If all your friends jumped off a bridge, would you? It’s a parental standby, but like most clichés, it rests on a basic truth: our social circles significantly influence our thoughts and behaviors.

For social scientists, unraveling friends’ true influence on us has been challenging: do we really know what our friends think, and how much sway do our friends hold relative to other factors?

Through a new online social circle research panel dubbed “SciFriends,” SFI Professor Mirta Galesic and her team are working to shed new light on these questions.

“Our behaviors are often influenced by what we think other people around us think,” Galesic says. “And even if we know that something else might be better for us, a lot of people will just do whatever their friends are doing. This panel is an attempt to measure that.”

Funded by an NSF grant, the research aims to attract participants with a diversity of socio-demographic characteristics, along with members of their personal networks.

By asking panelists about their own behaviors (like their health habits) and their beliefs about how their friends behave, the team can study how subjective judgments participants make about their friends stack up against objective data collected from their social circles.

Planned studies include an exploration of the spread of new beliefs in social circles.

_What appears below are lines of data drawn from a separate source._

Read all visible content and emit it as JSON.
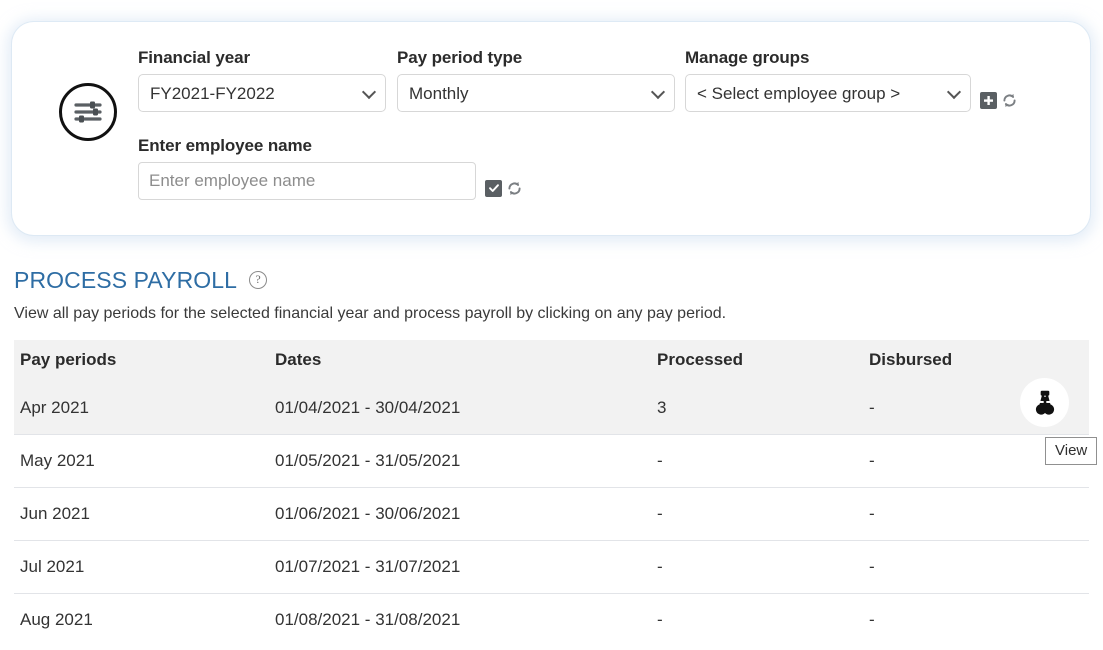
{
  "filter_panel": {
    "settings_icon": "sliders-icon",
    "financial_year": {
      "label": "Financial year",
      "value": "FY2021-FY2022",
      "options": [
        "FY2021-FY2022"
      ]
    },
    "pay_period_type": {
      "label": "Pay period type",
      "value": "Monthly",
      "options": [
        "Monthly"
      ]
    },
    "manage_groups": {
      "label": "Manage groups",
      "value": "< Select employee group >",
      "options": [
        "< Select employee group >"
      ],
      "add_icon": "plus-icon",
      "refresh_icon": "refresh-icon"
    },
    "employee_name": {
      "label": "Enter employee name",
      "value": "",
      "placeholder": "Enter employee name",
      "checkbox_icon": "checkbox-checked-icon",
      "refresh_icon": "refresh-icon"
    }
  },
  "section": {
    "title": "PROCESS PAYROLL",
    "help_icon": "question-mark-icon",
    "help_glyph": "?",
    "description": "View all pay periods for the selected financial year and process payroll by clicking on any pay period."
  },
  "table": {
    "columns": [
      "Pay periods",
      "Dates",
      "Processed",
      "Disbursed"
    ],
    "rows": [
      {
        "period": "Apr 2021",
        "dates": "01/04/2021 - 30/04/2021",
        "processed": "3",
        "disbursed": "-",
        "hovered": true
      },
      {
        "period": "May 2021",
        "dates": "01/05/2021 - 31/05/2021",
        "processed": "-",
        "disbursed": "-",
        "hovered": false
      },
      {
        "period": "Jun 2021",
        "dates": "01/06/2021 - 30/06/2021",
        "processed": "-",
        "disbursed": "-",
        "hovered": false
      },
      {
        "period": "Jul 2021",
        "dates": "01/07/2021 - 31/07/2021",
        "processed": "-",
        "disbursed": "-",
        "hovered": false
      },
      {
        "period": "Aug 2021",
        "dates": "01/08/2021 - 31/08/2021",
        "processed": "-",
        "disbursed": "-",
        "hovered": false
      }
    ]
  },
  "hover_action": {
    "icon": "binoculars-icon",
    "tooltip": "View"
  },
  "colors": {
    "section_title": "#2e6da4",
    "header_row_bg": "#f2f2f2",
    "hover_row_bg": "#f2f2f2",
    "panel_glow": "#dbe7f3",
    "icon_dark": "#5a5f63"
  }
}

For example, if people are given scientifically accurate information about the benefits of vaccination, will their willingness to accept this information depend on the heterogeneity of their social circles? 

Data collected in the SciFriends pilot phase will help researchers from psychology, sociology, computational social science, and other fields build more coherent models of the cognitive processes underlying social judgments, but it’s only the start, Galesic says. The logical progression is to use SciFriends to learn more about the social mechanisms that perpetuate inequality in our society, she says.

“This work can illuminate how people’s social circles affect their aspirations, their inferences about what is normal, and their support for policies aimed at reducing societal inequality, in turn fostering behaviors that either fight or further reinforce inequality,” she says.